Après plusieurs jours d’une crise historique déclenchée par des conditions hivernales extrêmes, le Texas s’est levé vendredi sous un soleil clément. Mais le repos n’est pas pour bientôt. Pour l’heure, l’État de 29 millions d’habitants doit évaluer l’ampleur des dégâts, et compter ses morts.

« Imaginez la crise du verglas de 1998, mais à Cancún », raconte Camille Hébert, à sa sortie de la douche. Sa première depuis cinq jours.

La jeune Québécoise vit à Austin, capitale du Texas. Depuis lundi, l’État fait face à une vague de froid sans précédent. Des villes habituellement peu touchées par la neige ont été frappées par une tempête.

« C’est déconcertant, et une fois que le grandissime de la tempête passe, on se rend compte à quel point ça fait peur. C’était la panique. »

— Camille Hébert

Pour éviter la surchauffe de tout le réseau, les compagnies d’électricité du Texas ont décidé de couper le courant de quelque 4,3 millions de foyers et d’entreprises.
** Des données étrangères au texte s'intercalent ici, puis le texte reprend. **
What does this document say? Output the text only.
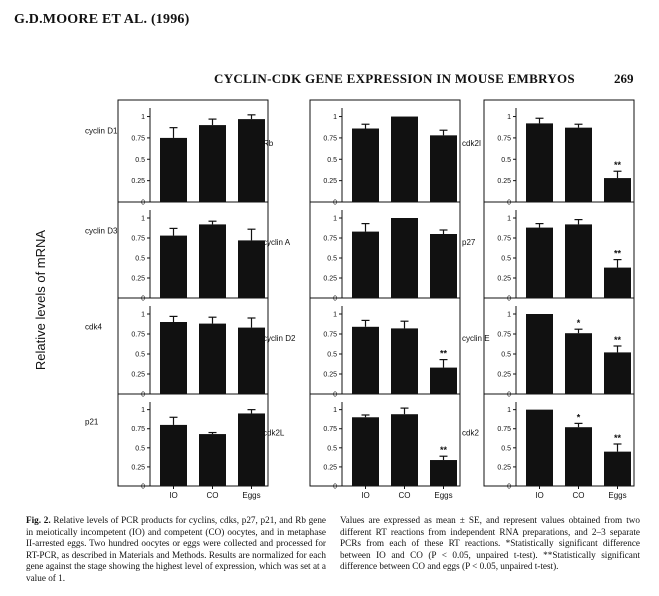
G.D.MOORE ET AL. (1996)
CYCLIN-CDK GENE EXPRESSION IN MOUSE EMBRYOS	269
Relative levels of mRNA
0
0.25
0.5
0.75
1
cyclin D1
0
0.25
0.5
0.75
1
cyclin D3
0
0.25
0.5
0.75
1
cdk4
0
0.25
0.5
0.75
1
p21
IO	CO	Eggs
0
0.25
0.5
0.75
1
Rb
0
0.25
0.5
0.75
1
cyclin A
0
0.25
0.5
0.75
1
cyclin D2
**
0
0.25
0.5
0.75
1
cdk2L
IO	CO
**
Eggs
0
0.25
0.5
0.75
1
cdk2I
**
0
0.25
0.5
0.75
1
p27
**
0
0.25
0.5
0.75
1
cyclin E
*
**
0
0.25
0.5
0.75
1
cdk2
IO
*
CO
**
Eggs
Fig. 2. Relative levels of PCR products for cyclins, cdks, p27, p21, and Rb gene in meiotically incompetent (IO) and competent (CO) oocytes, and in metaphase II-arrested eggs. Two hundred oocytes or eggs were collected and processed for RT-PCR, as described in Materials and Methods. Results are normalized for each gene against the stage showing the highest level of expression, which was set at a value of 1.
Values are expressed as mean ± SE, and represent values obtained from two different RT reactions from independent RNA preparations, and 2–3 separate PCRs from each of these RT reactions. *Statistically significant difference between IO and CO (P < 0.05, unpaired t-test). **Statistically significant difference between CO and eggs (P < 0.05, unpaired t-test).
Le gouverneur de l’État, Greg Abbott, a fait de même avec l’alimentation en eau : il a demandé à sa population de la ménager le plus possible, afin de prévenir de nouvelles ruptures de canalisations. « Heureusement, nous avons encore de la neige, on [peut la faire] fondre », rigole presque Mme Hébert.

Abraham Roberts habite seul dans son appartement de Houston, dans le sud-est de l’État. Pendant des jours, il n’a eu ni eau ni chauffage. « Ma maison a été gelée pendant des jours. Mes mains et mes pieds étaient engourdis par le froid. Tout ce que je pouvais faire, c’était prier et me couvrir de couvertures », déplore Abraham Roberts en entrevue téléphonique avec La Presse. « Je ne pouvais pas aller travailler parce que les routes étaient gelées et glissantes. Les épiceries manquaient de tout. »

Selon l’Associated Press, au moins 58 morts sont liées à ces conditions brutales, dont les causes comprennent l’empoisonnement au monoxyde de carbone, les accidents de voiture, les noyades, les incendies de maison et l’hypothermie.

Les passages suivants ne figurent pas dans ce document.